I’m just picking one random night now, in about 1993 when I was sixish, sevenish. The moon shone an almond sliver onto my face. They had forgotten to close the curtains again and the window was open in case a breeze shuffled in. My nappy was pretty much at capacity, but it was on the way to summer, so if anything, the wetness offered relief from the remains of the day’s heat. My cot bed had embedded scum on the getting-out side—some remains of vomit, no longer smelling too much, stains of chloral hydrate, and saliva, lots of saliva.

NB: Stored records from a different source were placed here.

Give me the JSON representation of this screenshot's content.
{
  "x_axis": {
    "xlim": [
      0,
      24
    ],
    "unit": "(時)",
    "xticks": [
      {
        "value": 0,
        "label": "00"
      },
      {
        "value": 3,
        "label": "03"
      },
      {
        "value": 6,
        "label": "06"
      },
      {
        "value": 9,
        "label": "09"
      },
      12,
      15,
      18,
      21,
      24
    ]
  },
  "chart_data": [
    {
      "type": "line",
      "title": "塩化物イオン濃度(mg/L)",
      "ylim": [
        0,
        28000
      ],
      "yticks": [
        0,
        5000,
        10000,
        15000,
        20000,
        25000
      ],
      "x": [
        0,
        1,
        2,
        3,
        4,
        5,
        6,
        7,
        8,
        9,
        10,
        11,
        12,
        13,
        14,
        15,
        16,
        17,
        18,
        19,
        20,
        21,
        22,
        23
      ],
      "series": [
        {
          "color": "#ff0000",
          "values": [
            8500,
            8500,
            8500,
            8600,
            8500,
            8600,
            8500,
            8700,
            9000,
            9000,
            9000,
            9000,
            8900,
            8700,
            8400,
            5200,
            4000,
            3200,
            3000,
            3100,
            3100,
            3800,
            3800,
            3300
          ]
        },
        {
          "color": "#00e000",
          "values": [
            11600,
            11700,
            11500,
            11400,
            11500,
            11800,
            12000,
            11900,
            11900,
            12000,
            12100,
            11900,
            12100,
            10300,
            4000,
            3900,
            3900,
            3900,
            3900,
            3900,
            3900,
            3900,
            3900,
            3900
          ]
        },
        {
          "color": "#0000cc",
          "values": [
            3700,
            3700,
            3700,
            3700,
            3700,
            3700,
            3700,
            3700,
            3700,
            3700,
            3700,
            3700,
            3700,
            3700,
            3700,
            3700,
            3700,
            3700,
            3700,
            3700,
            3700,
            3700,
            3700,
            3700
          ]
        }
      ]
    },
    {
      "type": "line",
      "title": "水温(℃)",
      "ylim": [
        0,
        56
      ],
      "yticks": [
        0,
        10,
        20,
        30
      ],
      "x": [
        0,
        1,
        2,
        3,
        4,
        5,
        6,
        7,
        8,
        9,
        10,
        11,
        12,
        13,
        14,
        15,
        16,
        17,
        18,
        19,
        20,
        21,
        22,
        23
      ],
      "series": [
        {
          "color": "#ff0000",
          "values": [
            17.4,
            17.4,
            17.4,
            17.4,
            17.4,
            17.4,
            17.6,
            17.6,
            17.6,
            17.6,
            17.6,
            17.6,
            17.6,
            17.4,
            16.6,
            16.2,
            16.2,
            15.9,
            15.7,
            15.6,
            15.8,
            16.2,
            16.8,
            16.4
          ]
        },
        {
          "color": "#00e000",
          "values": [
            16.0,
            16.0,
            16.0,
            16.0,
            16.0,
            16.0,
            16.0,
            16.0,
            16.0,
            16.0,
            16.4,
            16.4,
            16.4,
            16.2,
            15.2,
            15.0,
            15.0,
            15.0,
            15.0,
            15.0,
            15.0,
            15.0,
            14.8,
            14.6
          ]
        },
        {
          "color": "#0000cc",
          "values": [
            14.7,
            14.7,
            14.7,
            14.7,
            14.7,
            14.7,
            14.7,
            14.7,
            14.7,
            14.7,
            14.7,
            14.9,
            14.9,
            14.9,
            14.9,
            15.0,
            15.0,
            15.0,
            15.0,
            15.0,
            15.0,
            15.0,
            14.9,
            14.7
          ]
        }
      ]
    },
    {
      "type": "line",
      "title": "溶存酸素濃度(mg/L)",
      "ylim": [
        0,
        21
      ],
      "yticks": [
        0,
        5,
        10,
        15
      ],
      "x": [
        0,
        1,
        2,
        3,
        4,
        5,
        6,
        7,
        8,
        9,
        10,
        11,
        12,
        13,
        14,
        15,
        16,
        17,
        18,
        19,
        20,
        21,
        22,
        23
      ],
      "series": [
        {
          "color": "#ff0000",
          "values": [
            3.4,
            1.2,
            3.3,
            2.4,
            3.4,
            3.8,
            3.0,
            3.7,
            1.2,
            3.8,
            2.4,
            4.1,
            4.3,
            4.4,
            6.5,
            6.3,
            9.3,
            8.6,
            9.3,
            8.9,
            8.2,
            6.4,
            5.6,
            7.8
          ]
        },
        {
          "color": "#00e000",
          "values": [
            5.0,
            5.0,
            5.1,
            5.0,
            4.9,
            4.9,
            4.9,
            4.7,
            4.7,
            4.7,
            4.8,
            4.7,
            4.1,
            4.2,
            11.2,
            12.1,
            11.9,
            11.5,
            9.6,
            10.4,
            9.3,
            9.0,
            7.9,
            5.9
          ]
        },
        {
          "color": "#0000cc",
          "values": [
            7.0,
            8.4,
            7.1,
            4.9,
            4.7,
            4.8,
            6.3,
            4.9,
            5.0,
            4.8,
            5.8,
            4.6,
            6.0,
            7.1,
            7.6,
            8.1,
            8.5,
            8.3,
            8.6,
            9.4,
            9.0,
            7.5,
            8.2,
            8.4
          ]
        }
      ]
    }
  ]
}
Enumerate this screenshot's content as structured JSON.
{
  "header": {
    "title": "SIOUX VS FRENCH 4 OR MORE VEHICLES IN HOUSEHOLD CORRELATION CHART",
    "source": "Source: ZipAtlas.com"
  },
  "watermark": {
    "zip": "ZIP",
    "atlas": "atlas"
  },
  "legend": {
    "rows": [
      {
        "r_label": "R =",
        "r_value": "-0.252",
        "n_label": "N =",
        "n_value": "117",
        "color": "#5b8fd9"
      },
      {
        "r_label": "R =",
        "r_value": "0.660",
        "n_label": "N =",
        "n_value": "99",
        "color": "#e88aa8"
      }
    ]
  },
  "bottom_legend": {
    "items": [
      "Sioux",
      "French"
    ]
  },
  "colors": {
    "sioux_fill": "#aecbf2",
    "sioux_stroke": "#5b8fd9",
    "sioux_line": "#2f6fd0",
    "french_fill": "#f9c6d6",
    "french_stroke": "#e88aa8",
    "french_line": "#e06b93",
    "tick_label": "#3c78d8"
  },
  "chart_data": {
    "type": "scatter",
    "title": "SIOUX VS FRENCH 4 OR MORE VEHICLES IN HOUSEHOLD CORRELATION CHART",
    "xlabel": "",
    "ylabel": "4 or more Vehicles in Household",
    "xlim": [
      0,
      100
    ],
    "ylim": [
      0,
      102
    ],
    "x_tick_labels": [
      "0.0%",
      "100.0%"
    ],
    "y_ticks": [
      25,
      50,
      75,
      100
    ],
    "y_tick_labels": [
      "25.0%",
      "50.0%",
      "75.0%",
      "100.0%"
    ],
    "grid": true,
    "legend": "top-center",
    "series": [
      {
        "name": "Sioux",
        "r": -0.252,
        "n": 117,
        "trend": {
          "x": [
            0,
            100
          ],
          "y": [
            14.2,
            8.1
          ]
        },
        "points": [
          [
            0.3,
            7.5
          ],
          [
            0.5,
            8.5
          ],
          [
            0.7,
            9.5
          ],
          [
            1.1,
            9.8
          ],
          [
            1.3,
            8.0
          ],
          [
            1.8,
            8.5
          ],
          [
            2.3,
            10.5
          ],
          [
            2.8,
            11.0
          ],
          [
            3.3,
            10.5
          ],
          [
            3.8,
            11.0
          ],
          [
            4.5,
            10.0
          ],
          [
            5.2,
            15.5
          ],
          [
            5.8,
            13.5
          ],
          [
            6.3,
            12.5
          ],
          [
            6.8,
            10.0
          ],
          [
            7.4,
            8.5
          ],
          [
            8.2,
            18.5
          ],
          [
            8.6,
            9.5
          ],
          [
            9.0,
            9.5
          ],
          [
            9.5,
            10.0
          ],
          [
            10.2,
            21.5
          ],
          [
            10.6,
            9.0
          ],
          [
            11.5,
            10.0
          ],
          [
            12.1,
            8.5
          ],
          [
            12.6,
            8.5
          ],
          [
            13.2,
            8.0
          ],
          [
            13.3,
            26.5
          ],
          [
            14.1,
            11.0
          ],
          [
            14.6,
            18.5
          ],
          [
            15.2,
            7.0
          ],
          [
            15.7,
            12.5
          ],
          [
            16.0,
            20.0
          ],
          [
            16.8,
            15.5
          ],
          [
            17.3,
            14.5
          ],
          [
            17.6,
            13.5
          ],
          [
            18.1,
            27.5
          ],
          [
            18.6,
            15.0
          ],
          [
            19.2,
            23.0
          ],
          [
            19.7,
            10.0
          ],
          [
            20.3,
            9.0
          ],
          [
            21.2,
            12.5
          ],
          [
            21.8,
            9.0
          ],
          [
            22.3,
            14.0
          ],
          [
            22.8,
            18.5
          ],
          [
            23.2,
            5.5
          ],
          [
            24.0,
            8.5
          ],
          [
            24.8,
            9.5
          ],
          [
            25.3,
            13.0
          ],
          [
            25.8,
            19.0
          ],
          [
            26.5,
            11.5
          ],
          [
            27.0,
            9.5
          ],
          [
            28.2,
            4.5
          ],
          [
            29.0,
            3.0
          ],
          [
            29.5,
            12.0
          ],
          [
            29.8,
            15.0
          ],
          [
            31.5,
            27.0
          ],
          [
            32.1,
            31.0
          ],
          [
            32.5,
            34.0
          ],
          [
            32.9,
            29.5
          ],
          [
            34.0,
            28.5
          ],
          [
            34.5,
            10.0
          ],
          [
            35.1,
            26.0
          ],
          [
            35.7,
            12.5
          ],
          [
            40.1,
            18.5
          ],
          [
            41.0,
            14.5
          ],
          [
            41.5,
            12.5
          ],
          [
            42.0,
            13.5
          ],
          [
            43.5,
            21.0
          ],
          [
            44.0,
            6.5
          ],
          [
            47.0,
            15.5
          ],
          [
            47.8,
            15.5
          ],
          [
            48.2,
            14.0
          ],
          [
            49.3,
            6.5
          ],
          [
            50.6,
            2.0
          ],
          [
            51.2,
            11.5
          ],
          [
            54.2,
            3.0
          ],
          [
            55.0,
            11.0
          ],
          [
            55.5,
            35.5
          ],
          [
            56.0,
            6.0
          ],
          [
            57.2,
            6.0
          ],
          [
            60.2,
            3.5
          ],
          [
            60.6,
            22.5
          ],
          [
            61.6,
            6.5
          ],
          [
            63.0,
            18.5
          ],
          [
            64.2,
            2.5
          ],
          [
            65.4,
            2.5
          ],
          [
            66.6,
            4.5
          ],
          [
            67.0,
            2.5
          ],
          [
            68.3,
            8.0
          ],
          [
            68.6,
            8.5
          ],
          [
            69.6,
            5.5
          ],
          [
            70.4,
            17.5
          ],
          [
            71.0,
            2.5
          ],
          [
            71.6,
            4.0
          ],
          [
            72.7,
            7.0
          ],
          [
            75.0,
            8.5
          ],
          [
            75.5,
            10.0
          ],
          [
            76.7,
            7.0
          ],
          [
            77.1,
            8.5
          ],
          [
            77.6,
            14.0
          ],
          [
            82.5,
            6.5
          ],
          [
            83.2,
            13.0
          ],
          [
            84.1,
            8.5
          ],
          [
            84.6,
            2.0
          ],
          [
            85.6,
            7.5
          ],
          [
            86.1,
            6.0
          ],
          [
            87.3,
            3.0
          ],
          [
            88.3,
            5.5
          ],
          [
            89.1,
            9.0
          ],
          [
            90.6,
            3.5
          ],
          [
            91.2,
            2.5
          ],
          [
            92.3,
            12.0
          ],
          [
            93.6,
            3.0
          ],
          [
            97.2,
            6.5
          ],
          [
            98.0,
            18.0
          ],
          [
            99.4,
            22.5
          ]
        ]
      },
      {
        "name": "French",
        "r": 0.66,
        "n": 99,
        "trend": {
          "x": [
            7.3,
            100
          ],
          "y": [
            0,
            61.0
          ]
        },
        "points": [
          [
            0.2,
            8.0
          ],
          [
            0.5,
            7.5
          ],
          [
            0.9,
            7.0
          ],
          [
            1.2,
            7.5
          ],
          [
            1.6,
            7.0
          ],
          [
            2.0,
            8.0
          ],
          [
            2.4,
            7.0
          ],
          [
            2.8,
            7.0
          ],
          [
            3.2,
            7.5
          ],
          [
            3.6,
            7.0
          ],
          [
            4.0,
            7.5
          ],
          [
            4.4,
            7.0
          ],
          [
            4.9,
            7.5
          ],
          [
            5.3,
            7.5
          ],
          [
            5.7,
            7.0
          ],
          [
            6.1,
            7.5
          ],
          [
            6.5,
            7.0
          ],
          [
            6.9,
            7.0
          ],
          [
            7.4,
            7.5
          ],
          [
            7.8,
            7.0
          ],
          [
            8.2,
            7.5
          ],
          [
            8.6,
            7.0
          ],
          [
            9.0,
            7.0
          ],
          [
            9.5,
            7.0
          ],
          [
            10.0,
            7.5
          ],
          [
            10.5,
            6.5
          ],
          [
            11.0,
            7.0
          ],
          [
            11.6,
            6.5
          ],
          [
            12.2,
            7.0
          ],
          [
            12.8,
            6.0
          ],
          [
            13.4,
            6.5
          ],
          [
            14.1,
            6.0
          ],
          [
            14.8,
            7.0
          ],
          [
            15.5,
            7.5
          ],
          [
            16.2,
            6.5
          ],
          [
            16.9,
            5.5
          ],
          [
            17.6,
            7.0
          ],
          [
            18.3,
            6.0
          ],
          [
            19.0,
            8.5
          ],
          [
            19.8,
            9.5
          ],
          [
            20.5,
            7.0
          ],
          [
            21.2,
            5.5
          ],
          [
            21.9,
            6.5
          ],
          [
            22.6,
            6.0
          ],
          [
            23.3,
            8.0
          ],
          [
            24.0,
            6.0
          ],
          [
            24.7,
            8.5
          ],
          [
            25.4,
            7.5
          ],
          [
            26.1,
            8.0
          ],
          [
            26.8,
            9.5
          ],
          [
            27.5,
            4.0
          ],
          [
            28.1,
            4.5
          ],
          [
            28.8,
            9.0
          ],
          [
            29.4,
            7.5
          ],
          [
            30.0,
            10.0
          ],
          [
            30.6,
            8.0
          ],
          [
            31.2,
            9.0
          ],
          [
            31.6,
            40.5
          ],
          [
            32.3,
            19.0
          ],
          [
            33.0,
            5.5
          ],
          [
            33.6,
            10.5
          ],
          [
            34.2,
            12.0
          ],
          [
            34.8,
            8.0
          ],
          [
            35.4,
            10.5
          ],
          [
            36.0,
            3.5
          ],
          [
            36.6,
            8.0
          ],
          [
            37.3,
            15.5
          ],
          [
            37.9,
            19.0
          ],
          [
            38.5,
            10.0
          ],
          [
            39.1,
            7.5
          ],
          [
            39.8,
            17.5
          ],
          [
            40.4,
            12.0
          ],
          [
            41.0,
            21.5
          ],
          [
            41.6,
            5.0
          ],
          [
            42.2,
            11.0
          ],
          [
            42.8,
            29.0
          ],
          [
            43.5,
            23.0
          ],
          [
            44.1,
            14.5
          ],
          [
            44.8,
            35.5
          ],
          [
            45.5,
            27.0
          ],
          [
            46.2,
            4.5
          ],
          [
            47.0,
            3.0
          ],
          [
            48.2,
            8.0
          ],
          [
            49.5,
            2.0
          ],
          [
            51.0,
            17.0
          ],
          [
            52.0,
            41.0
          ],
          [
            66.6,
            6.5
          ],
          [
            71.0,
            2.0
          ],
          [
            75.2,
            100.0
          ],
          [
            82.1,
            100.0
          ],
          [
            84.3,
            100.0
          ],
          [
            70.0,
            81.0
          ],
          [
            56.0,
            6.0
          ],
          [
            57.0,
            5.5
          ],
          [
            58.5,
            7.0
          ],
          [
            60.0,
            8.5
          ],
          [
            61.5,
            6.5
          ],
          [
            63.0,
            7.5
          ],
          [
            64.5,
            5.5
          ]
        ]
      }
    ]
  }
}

This night the rail was up and the putting-Sophie-to-bed job had been done. It was silent in my bedroom if I didn’t rattle the rail, and I could hear shrieks of laughter—some casually raucous, others salacious—from the bar, twenty metres from my bedroom window.

“Okay, June, show us what you can do with your balls,” I heard my father say. Shrieks of laughter drowned him out for a while.

“I love a woman with balls,” another wit joined in.

“Come on, Sid, your turn, grow another set,” June called out.

I think there are sound grooves in the bar walls of this exchange. Every time, with each new group of tourists, he acts like it’s the first time for such fun. Almost equally as ridiculous, every time, with every new group of them, they seem to actually believe that it is funny. From every tourist bus—easily one every week—he has them ball-bowling in the bar well into the night while I lie alone, scared: scared of being alone, scared of not.

In so many other ways these early years were silent ones, for me. Not that I couldn’t hear, just that I had no voice. My disability gave me a part-time brain, with no-way communication. I couldn’t meaningfully speak. I could shriek and scream with frustration, pain and fear, but had no ability to form coherent words. I looked basically normal, albeit very thin and frail, but I could not toilet myself or feed myself, couldn’t even effectively scratch myself. I had little ability to walk. Sometimes I could totter a few steps, then randomly fall one way or another. I couldn’t use my hands in any purposeful way. I could flail my arms wildly around, grab and never let go, but could not hold a cup. Or even a hand.